When integrating a new data provider consider first if an already existing data collector can cover you use case or could with minor generic modifications.

Currently there is no boilerplate generator for data collectors, you will have to start from scratch or by copying an existing one (we suggest s3-poller for simplicity).

Transformers

See https://github.com/noi-techpark/opendatahub-collectors/tree/main/transformers

Attention: since the repo is evolving fast, some collectors are based on an outdated technology stack.

Up to date are for example:

  • carsharing-alpsgo
  • parking-offstreet-skidata
  • meteorology-bz-forecast

For transformers we provide a (somewhat untested) boilerplate generator.
You can find it at /transformers/boilerplate/setup_go.sh and it generates a minimal transformer service that you can extend.
The wizard will ask you for a two part provider tuple and Origin, you can use placeholders during development, they just have to match the tuple provided in the collectors.

Documentation writer API:

Some documentation about writing legacy style data collectors can be found here.
The API has a OpenAPI spec
While the data collector architecture has changed, the principles of interacting with the writer API still remain the same.

In golang, use the go-bdp-client to interact with this API. Still, the documentation might be useful to understand the underlying data structures and calls. o

Local development

Data collectors

Data collectors often already have a rabbitmq instance that starts up with them in their docker-compose.yml file. Access http://localhost:15672 to check if messages are sent correctly

The whole shebang

The Infrastructure repo provides docker compose files that replicate the Open Data Hub infrastructure for local development.

There is a base compose docker-compose.yml that only starts the bare infrastructure without any domain specific APIs.

docker compose -f docker-compose.yml up

Note: You might see periodic error messages about traces export: context deadline exceeded due to telemetry systems not being active. Ignore these.

For developing a Timeseries API integration you will in addition have to start the docker-compose.timeseries.yml, which includes inbound and outbound APIs your transformer interacts with.
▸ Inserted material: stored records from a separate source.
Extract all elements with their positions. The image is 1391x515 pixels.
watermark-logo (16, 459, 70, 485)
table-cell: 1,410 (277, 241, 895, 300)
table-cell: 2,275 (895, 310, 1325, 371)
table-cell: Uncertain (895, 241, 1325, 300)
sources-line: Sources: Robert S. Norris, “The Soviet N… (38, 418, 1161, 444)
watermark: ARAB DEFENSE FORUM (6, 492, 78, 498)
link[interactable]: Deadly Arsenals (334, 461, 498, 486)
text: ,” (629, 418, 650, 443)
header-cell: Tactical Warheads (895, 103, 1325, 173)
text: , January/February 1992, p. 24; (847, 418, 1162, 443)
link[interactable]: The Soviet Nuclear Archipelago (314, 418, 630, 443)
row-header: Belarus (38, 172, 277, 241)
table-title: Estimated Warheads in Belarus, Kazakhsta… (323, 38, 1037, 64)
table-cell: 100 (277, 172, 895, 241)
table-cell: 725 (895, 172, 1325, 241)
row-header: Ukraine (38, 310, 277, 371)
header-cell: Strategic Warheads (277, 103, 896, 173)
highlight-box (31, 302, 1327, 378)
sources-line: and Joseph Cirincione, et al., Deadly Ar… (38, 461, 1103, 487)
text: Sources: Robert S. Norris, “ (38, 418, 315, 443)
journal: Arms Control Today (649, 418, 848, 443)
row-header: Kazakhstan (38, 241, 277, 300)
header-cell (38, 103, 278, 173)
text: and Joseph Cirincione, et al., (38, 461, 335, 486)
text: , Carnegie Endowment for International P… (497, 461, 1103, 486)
docker compose -f docker-compose.timeseries.yml up

Now you should be able to point your collectors and transformers to these local endpoints. Make sure to run the collectors/transformers in network_mode: host if using docker compose.

The boilerplate should already configure your transformer for this by default.
Your collector might need some config changes, because often when developing collectors, they have their own dockerized rabbitmq instance that conflicts with the infrastructure-v2 compose.

Rabbitmq

Rabbitmq runs on http://localhost:15672 with credentials guest/guest.
Here you can check if queues are populated correctly of if some

Mongodb

Access the local mongodb with this url, you can use Mongodb Compass for instance

mongodb://localhost:27017/?directConnection=true

Authentication

We provide a shared oauth client credentials odh-mobility-writer-development and odh-mobility-datacollector-development for server and client development respectively.

The datacollector client is authorized to write to the writer client.

Host: https://auth.opendatahub.testingmachine.eu/auth/
Realm: noi
Token endpoint: https://auth.opendatahub.testingmachine.eu/auth/realms/noi/protocol/openid-connect/token

client_id: odh-mobility-datacollector-development
client_secret: 7bd46f8f-c296-416d-a13d-dc81e68d0830